Written by Tauseef Mustafa, CNN
The Swiss referendum to legalize same-sex marriage passed Wednesday with nearly two-thirds of the vote, according to exit polls
The referendum won by one of the largest margins in history, with 62% of voters backing the proposal.
“Now the gold rush begins!” Swiss Vice President Alain Berset, a member of the governing Switzerland People’s Party, told the NZZ am Sonntag newspaper. “It’s obviously a total victory for same-sex couples.”
How have opinions shifted?
The polling success for “yes” has significant implications for how much further people’s views on same-sex marriage will shift.
“Voters still feel inclined to vote against gay marriage,” wrote HuffPost’s Emily Anne Epstein. “However, this referendum is a clear indication that there are still a significant number of voters who remain opposed — by seven percentage points on average. They are clearly in the minority and won’t ever be enough to defeat legislation on this issue.”
More countries have followed suit
Switzerland is not the first country in the world to legalize same-sex marriage; seven other nations currently recognize such unions: The United States, Argentina, Canada, Denmark, France, Uruguay and Spain.
A similar referendum was recently held in Ireland, which came out on top to legalize same-sex marriage in a big landslide this May by a vote of 66.1% to 33.9%. With the result, Ireland became the first country in the world to legalize same-sex marriage through popular vote.
In a live Twitter Q&A last week, CNN’s Michael van Poppel asked ‘Swiss gays and lesbians,’ “Should they be able to choose who they’re with?”
According to a recent poll, nearly 70% of Swiss say that gay and lesbian couples should be able to marry.

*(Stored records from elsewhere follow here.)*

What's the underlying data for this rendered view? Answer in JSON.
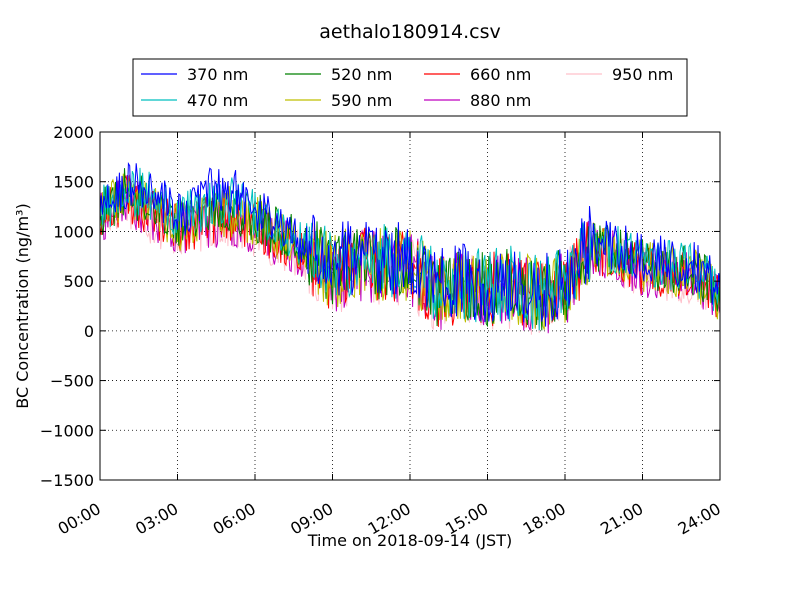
{
  "chart_data": {
    "type": "line",
    "title": "aethalo180914.csv",
    "xlabel": "Time on 2018-09-14 (JST)",
    "ylabel": "BC Concentration (ng/m³)",
    "xlim": [
      0,
      24
    ],
    "ylim": [
      -1500,
      2000
    ],
    "x_ticks": [
      0,
      3,
      6,
      9,
      12,
      15,
      18,
      21,
      24
    ],
    "x_tick_labels": [
      "00:00",
      "03:00",
      "06:00",
      "09:00",
      "12:00",
      "15:00",
      "18:00",
      "21:00",
      "24:00"
    ],
    "y_ticks": [
      -1500,
      -1000,
      -500,
      0,
      500,
      1000,
      1500,
      2000
    ],
    "y_tick_labels": [
      "−1500",
      "−1000",
      "−500",
      "0",
      "500",
      "1000",
      "1500",
      "2000"
    ],
    "grid": true,
    "legend_position": "top",
    "anchors_x": [
      0,
      1,
      2,
      3,
      4,
      5,
      6,
      7,
      8,
      9,
      10,
      11,
      12,
      13,
      14,
      15,
      16,
      17,
      18,
      19,
      20,
      21,
      22,
      23,
      24
    ],
    "series": [
      {
        "name": "370 nm",
        "color": "#0000ff",
        "values": [
          1200,
          1450,
          1400,
          1150,
          1350,
          1450,
          1250,
          1050,
          900,
          700,
          750,
          700,
          750,
          450,
          500,
          450,
          500,
          380,
          500,
          900,
          850,
          750,
          700,
          650,
          400
        ]
      },
      {
        "name": "470 nm",
        "color": "#00bfbf",
        "values": [
          1180,
          1420,
          1350,
          1100,
          1250,
          1300,
          1200,
          1000,
          850,
          650,
          700,
          700,
          700,
          450,
          480,
          450,
          480,
          370,
          480,
          880,
          820,
          700,
          650,
          620,
          380
        ]
      },
      {
        "name": "520 nm",
        "color": "#008000",
        "values": [
          1160,
          1400,
          1300,
          1080,
          1200,
          1250,
          1150,
          980,
          830,
          620,
          700,
          680,
          680,
          420,
          460,
          430,
          470,
          360,
          460,
          870,
          800,
          680,
          630,
          600,
          360
        ]
      },
      {
        "name": "590 nm",
        "color": "#bfbf00",
        "values": [
          1150,
          1380,
          1250,
          1050,
          1150,
          1200,
          1100,
          950,
          800,
          580,
          720,
          650,
          650,
          420,
          450,
          420,
          450,
          350,
          450,
          860,
          780,
          650,
          600,
          580,
          350
        ]
      },
      {
        "name": "660 nm",
        "color": "#ff0000",
        "values": [
          1140,
          1360,
          1200,
          1030,
          1100,
          1150,
          1050,
          930,
          780,
          560,
          700,
          640,
          640,
          400,
          440,
          410,
          440,
          340,
          440,
          850,
          760,
          620,
          580,
          560,
          340
        ]
      },
      {
        "name": "880 nm",
        "color": "#bf00bf",
        "values": [
          1130,
          1340,
          1150,
          1000,
          1080,
          1100,
          1000,
          900,
          760,
          540,
          680,
          620,
          620,
          380,
          420,
          390,
          420,
          320,
          420,
          840,
          740,
          600,
          560,
          540,
          320
        ]
      },
      {
        "name": "950 nm",
        "color": "#ffc0cb",
        "values": [
          1120,
          1320,
          1100,
          980,
          1050,
          1080,
          950,
          880,
          740,
          520,
          660,
          600,
          600,
          360,
          400,
          380,
          400,
          300,
          400,
          830,
          720,
          580,
          540,
          520,
          300
        ]
      }
    ]
  }
}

That represents a major change from just a few years ago, as the majority of Swiss respondents did not support the legalization of same-sex marriage in the same-sex marriage survey that was conducted in 2012.
And it’s not just the proposed legislation that’s being won over by newlyweds.
Photojournalist Florian Zeller, who has covered same-sex marriage, told CNN that a growing number of Swiss people are taking a liking to the commitment and love of same-sex couples.
“We get a lot of emails from women who mention how they don’t have to worry anymore about having their spouse divorced and find out whether or not he loves them more, and that it’s all taken care of, which is really a beautiful idea.”